So many questions asked, no answer provided
Singapore bus death triggers riot
Photo credit AFP, taken from BBC News
Most people who have a connection to Singapore would probably have known that on the 9th December, 2013, a riot broke out. Initial reporting from Singapore media Channel News Asia reported on the incidence plus with an advisory to stay away from the scene, stating the number of participants (about 400) and whether there were casualties or not.
That is all very well, but I think as with any credible news medium, not only is reporting what happened sufficient, but some sort of investigative journalism as to why the riot happened is required, isn’t it? Even as things have died down, there is scarcely any definitive work as to the cause of the unrest. Soon, alternative news sources began filling in the gaps where state media had failed to furnish what the people wanted to know.
People on Reddit provided a time breakdown of the chain of events, as did some blogs, although their sources referenced each other. Of course, vitriol against the prevailing ruling party started pouring in on these threads, drowning out possible discussion as to why the riot started.
The Real Singapore, another alternative news source, started editorialising, which in itself isn’t too bad, but TRS having a streak of being anti-PAP, their contribution was a rehash of a populist anti-immigrant stance that disenfranchised Singaporeans had with the PAP’s lax immigration policies. I quote:
On the surface, this could easily be put down to the foreign workers being more rowdy and less law-abiding than Singaporeans but in reality everyone has a boiling point and people are not naturally very violent or blood-thirsty.

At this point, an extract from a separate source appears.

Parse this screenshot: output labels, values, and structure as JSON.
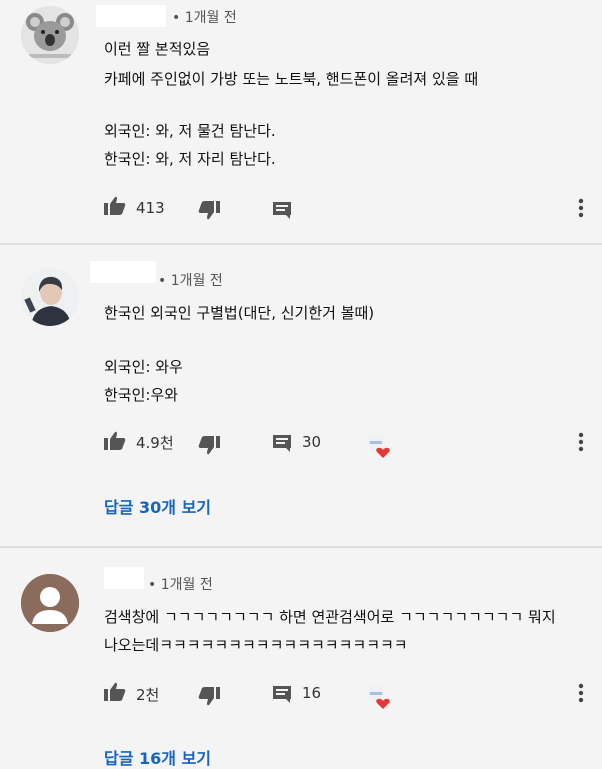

The big difference might be that we are taught from young to be fearful of the government and listen to authority.When foreign workers come to Singapore, they do not have the same “training” and can become more rowdy more easily.This is particularly a problem when the government brings these FTs (FT: “Foreign Talent”/i.e. immigrant workers) here in large numbers and they bring with them their values and cultures and do not learn from Singaporeans how they should act here.Last night, this was clearly a problem with a large, rowdy riot breaking out.Many netizens commented that the photos and videos looked like they were not taken in Singapore and further raised concerns that if this is happening, it is not a far stretch to say that other problems such as higher crime rates and more occurrences of rape might be happening soon too.
Effectively turning the discussion into a “These foreigners are not as well-trained/subservient (double jab at 0our over-policing AND at lacking discipline standards of those overseas?) us, and hence are prone to violence and lustful acts.” The author further adds:
These people must have been stressed out and otherwise frustrated with their lives to so eagerly break out in a huge riot.This could be due to work-related factors such as long work hours, low pay, no welfare and other forms of exploitation from their bosses. Singapore has many reported cases of foreign worker exploitation so this is really not an unrealistic possibility.Singapore has no effective workers’ unions and so workers’ complaints and concerns are very rarely heard.When people are oppressed in such a way with no way to vent their frustration or get recourse, they will eventually boil over. All their frustration and stress is like fuel awaiting a spark to ignite the flame. Perhaps this is what happened yesterday evening.
That still does not shed any more light as to how whatever transpired that night, merely speculation that unfair work conditions and pent-up frustration formed the powder; how, then, was the accident the spark that ignited the riot?
Rather than we all just sit here twiddling thumbs, throwing blind guess, why isn’t anyone interviewing the rioters? Surely the rioters would know best why they were rioting? Without any actual word from those involved, all these theories require a leap of logic from “overworked, unpaid, labourers” to “bus accident killing a fellow national leads to a riot.”
Someone should be asking these questions, to the rioters and by-standers:
- Did you witness the accident?
- If yes, what did you witness? How did the accident happen?
- Did the deceased seem intoxicated? Was the bus driver driving recklessly?
- Who was the first person who discovered the accident?
- How did the crowd of Indian nationals gather at scene? Did someone call upon them?
- Did anyone else other than the Indian nationals gather at the scene?
- If he called upon the others to gather, why did he do that?
- Who called for the ambulance/police?
- What happened while people were waiting for the ambulance/police? Was there a crowd by the time they arrived?
- How did the police handle the situation? What words were exchanged? Did they physically move people around?
- Who started the fire? Why did he start it? At what juncture did the smashing and torching start?
- What were being yelled during the riot?
I’m sure there are a lot more questions that can be asked, all of which would answer a lot more questions than the “coverage” we’ve received so far.